Ces nouvelles dispositions renforcent la protection des époux et l’équité patrimoniale en prévenant les abus et en favorisant une meilleure gestion du patrimoine conjugal. Concrètement :
- Les époux doivent s’assurer que leur contrat de mariage est conforme aux nouvelles règles. Les clauses matrimoniales prévoyant des avantages doivent être revues à la lumière de la réforme, notamment en cas de violences conjugales.
- Les changements de régime matrimonial sont facilités, mais l’homologation judiciaire reste nécessaire si des intérêts financiers tiers sont en jeu.
- Les héritiers bénéficient d’une transparence accrue, notamment dans le cadre des régimes communautaires.
- Les partenaires pacsés ont désormais plus de latitude dans la gestion de leur patrimoine commun, réduisant l’écart avec les couples mariés.

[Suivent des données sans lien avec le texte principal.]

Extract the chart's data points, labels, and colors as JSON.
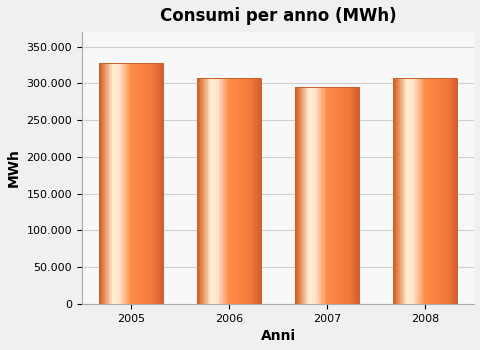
{
  "title": "Consumi per anno (MWh)",
  "xlabel": "Anni",
  "ylabel": "MWh",
  "categories": [
    "2005",
    "2006",
    "2007",
    "2008"
  ],
  "values": [
    328000,
    308000,
    295000,
    308000
  ],
  "ylim": [
    0,
    370000
  ],
  "yticks": [
    0,
    50000,
    100000,
    150000,
    200000,
    250000,
    300000,
    350000
  ],
  "ytick_labels": [
    "0",
    "50.000",
    "100.000",
    "150.000",
    "200.000",
    "250.000",
    "300.000",
    "350.000"
  ],
  "bar_edge_color": "#c8622a",
  "background_color": "#f0f0f0",
  "plot_bg_color": "#f8f8f8",
  "grid_color": "#d0d0d0",
  "title_fontsize": 12,
  "axis_label_fontsize": 10,
  "tick_fontsize": 8,
  "bar_width": 0.65,
  "n_strips": 80
}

Il est fortement conseillé de consulter un notaire afin d’adapter son contrat de mariage ou de PACS aux nouvelles dispositions légales et d’anticiper tout risque juridique ou fiscal.
En conclusion
Les dernières évolutions juridiques du droit des régimes matrimoniaux traduisent une volonté législative de moderniser et de sécuriser la gestion du patrimoine familial. La loi du 31 mai 2024 marque un tournant en matière de justice patrimoniale, notamment en instaurant la notion d’indignité matrimoniale et en protégeant les époux victimes de violences conjugales ou d’abus financiers.
Dans un contexte où les situations patrimoniales évoluent rapidement, il est essentiel d’anticiper les implications de ces nouvelles mesures. Un accompagnement par un notaire permet d’adapter son régime matrimonial aux besoins spécifiques de chaque couple et d’assurer une protection optimale du patrimoine.